Building trust central to e-commerce – Kehinde

Tunde Kehinde, co-founder and managing director of Jumia Nigeria. Photo by HumanIPO.

Building a brand consumers can trust through convenience, good customers service and a positive online experience is central to success in e-commerce, according to Tunde Kehinde, former managing director (MD) of Jumia Nigeria.

Kehinde, who resigned as Jumia Nigeria MD last month, was speaking at the ongoing Africa’s Payments, Banking and Retail Show 2014 in Johannesburg, South Africa.

He said building a successful e-commerce venture included a complete package of expertise, funding, a strong team and low prices, but building trust was the most important aspect.

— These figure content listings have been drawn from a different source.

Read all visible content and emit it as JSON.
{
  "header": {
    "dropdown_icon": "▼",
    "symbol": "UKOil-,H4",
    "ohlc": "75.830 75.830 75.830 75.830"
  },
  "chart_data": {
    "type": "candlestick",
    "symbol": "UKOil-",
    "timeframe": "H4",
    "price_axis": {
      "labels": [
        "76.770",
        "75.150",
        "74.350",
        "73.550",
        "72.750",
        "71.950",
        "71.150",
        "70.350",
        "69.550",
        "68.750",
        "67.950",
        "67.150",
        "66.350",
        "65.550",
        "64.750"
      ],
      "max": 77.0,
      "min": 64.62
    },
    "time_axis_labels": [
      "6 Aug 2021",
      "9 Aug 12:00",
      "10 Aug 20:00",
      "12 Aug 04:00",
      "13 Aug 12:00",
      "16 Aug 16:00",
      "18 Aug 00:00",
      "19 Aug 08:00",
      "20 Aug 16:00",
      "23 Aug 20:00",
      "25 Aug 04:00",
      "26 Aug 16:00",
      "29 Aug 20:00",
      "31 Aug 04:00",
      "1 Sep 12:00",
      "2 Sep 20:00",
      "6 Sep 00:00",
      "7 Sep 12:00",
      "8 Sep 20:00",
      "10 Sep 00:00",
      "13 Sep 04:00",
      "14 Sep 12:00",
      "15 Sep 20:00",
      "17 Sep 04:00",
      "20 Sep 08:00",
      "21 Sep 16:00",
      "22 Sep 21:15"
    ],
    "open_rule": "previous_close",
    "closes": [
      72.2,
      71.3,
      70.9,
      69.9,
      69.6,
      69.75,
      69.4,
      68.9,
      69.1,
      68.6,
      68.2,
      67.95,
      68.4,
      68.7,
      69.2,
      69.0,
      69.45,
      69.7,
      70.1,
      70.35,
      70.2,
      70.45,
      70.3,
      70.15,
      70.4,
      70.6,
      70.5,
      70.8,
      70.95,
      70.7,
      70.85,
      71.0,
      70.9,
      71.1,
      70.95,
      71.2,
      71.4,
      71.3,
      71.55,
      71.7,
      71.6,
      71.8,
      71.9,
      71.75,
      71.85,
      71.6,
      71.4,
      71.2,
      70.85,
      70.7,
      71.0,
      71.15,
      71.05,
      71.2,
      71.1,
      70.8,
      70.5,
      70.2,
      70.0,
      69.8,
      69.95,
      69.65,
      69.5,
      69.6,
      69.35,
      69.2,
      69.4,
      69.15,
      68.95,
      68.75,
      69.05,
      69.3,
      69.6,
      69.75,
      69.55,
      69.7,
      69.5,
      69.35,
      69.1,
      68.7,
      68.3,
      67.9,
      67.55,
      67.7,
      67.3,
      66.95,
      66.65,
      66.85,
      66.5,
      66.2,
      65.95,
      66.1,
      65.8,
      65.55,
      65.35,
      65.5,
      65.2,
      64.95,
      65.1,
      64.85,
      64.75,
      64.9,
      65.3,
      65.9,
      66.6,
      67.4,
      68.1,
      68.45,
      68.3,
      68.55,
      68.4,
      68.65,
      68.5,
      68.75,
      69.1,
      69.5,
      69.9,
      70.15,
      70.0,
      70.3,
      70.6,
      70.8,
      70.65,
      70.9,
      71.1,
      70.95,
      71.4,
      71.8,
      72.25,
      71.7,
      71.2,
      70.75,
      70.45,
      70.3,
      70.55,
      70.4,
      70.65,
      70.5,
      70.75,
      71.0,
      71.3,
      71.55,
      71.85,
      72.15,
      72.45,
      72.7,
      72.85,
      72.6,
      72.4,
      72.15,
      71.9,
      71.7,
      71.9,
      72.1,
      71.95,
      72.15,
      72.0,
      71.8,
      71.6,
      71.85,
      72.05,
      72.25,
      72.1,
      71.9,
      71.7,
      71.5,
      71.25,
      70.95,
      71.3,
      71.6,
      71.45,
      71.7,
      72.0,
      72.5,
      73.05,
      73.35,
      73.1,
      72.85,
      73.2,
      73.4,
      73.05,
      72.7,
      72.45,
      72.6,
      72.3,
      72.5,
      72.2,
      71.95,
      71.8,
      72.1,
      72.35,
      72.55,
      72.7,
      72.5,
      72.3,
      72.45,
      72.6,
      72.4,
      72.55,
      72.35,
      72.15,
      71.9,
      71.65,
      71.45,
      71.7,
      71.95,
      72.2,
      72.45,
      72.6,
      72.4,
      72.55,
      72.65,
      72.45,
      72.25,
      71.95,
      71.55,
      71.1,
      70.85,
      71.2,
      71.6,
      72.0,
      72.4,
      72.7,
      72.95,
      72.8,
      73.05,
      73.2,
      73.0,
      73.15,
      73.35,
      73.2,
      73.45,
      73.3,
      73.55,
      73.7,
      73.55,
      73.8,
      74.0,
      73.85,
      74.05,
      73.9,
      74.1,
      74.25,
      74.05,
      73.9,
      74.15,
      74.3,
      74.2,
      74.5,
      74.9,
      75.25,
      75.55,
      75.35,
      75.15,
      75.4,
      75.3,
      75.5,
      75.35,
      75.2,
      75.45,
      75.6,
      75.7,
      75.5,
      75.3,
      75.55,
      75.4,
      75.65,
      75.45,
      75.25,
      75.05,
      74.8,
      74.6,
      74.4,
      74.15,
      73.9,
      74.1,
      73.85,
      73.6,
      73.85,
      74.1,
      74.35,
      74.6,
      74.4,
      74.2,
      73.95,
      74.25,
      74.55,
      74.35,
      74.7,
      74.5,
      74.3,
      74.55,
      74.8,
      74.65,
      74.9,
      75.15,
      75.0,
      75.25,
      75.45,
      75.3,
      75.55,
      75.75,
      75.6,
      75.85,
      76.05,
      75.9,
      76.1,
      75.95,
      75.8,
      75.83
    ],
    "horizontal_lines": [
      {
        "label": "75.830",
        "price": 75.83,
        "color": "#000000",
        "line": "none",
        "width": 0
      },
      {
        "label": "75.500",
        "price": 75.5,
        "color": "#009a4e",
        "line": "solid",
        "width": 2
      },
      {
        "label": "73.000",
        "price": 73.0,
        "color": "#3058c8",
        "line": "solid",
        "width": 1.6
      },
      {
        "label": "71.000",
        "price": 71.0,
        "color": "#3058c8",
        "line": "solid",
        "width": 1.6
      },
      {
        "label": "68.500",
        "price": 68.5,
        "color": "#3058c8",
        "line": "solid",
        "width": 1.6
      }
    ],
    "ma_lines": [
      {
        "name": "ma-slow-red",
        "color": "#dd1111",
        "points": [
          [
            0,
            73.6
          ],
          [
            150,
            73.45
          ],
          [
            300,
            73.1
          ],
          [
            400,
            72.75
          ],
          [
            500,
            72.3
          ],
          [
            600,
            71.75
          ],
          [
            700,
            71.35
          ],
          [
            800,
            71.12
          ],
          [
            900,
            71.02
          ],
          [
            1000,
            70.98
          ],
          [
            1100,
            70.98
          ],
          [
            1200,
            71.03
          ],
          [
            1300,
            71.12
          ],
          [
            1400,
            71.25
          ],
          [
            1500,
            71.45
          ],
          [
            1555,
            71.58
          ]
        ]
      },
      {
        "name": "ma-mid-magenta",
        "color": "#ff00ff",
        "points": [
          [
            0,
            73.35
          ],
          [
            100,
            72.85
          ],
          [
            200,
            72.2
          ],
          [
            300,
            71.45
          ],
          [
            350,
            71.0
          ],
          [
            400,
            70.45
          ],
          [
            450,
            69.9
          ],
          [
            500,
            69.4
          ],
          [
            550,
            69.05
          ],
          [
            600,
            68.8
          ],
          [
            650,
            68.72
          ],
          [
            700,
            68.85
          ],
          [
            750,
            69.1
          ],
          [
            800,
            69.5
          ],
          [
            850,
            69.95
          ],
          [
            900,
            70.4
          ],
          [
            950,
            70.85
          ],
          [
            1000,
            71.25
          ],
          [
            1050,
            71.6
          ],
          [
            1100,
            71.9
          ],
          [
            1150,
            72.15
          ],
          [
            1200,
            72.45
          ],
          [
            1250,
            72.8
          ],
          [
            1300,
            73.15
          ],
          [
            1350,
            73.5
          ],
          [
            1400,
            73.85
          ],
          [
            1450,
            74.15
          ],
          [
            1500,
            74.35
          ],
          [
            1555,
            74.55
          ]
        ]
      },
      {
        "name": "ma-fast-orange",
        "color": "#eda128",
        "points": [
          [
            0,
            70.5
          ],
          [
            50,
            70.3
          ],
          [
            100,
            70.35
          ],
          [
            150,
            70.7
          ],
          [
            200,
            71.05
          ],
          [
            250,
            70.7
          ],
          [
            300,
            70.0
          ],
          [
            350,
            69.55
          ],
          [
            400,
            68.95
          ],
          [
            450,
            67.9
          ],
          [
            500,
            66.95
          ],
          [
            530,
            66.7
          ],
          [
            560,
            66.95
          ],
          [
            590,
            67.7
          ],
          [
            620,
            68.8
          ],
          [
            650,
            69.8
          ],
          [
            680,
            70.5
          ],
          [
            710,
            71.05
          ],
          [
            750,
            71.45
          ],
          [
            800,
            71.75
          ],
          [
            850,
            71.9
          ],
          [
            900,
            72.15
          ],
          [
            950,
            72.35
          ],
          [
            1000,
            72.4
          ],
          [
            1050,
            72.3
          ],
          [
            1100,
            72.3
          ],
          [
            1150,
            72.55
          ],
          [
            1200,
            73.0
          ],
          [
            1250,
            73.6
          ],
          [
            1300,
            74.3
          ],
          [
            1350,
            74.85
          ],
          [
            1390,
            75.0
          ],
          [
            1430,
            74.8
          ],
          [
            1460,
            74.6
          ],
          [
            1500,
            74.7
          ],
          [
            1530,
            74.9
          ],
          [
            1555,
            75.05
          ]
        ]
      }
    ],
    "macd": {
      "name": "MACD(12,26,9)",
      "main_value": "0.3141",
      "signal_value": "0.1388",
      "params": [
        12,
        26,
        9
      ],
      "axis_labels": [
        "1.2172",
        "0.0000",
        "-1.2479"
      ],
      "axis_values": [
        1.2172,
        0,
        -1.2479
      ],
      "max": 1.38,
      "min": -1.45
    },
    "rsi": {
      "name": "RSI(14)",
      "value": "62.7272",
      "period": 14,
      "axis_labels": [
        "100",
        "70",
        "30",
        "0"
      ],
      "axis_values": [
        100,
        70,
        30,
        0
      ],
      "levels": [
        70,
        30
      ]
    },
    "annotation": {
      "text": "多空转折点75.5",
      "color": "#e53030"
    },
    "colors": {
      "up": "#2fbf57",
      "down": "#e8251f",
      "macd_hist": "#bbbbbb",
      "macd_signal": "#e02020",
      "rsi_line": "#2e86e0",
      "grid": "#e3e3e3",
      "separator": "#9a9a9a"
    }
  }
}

“E-commerce is a new thing and people will wonder can they trust this brand. Trust was a big factor. If I order off these guys will they deliver to me?” he said.

“The key is always having trust in the back of your mind. The biggest search term for us was “Jumia office”. People want to see for themselves.”

Kehinde said Jumia had managed to obtain this level of trust from its customers through warranties on products, a free returns policy and its Pay on Delivery service, with the latter bridging the gap between consumers and retailers.

“There is this tension between consumers and retailers, and our aim was to remove that tension,” he said.

“It means more than sitting behind a computer to order. It means creating a good environment for shopping online. And central to that was Pay on Delivery. This ended up being about 80 per cent of our orders. After two or three orders of pay on delivery we then started to see pay on site.”

He said good customer service is also crucial to building a successful e-commerce brand, with Jumia Nigeria employing a team of 85 customer service assistants seven days a week.

“The idea is that you must replicate the quality of service people receive in the western world,” Kehinde said.

For Jumia, providing good customer service even involved the company building its own delivery fleet, which now comprises 100 vehicles delivering to every state in Nigeria.

“We can’t afford to as a DHL or FedEx and the local players do not have the technology to scale with us. So we had to build our own fleet.”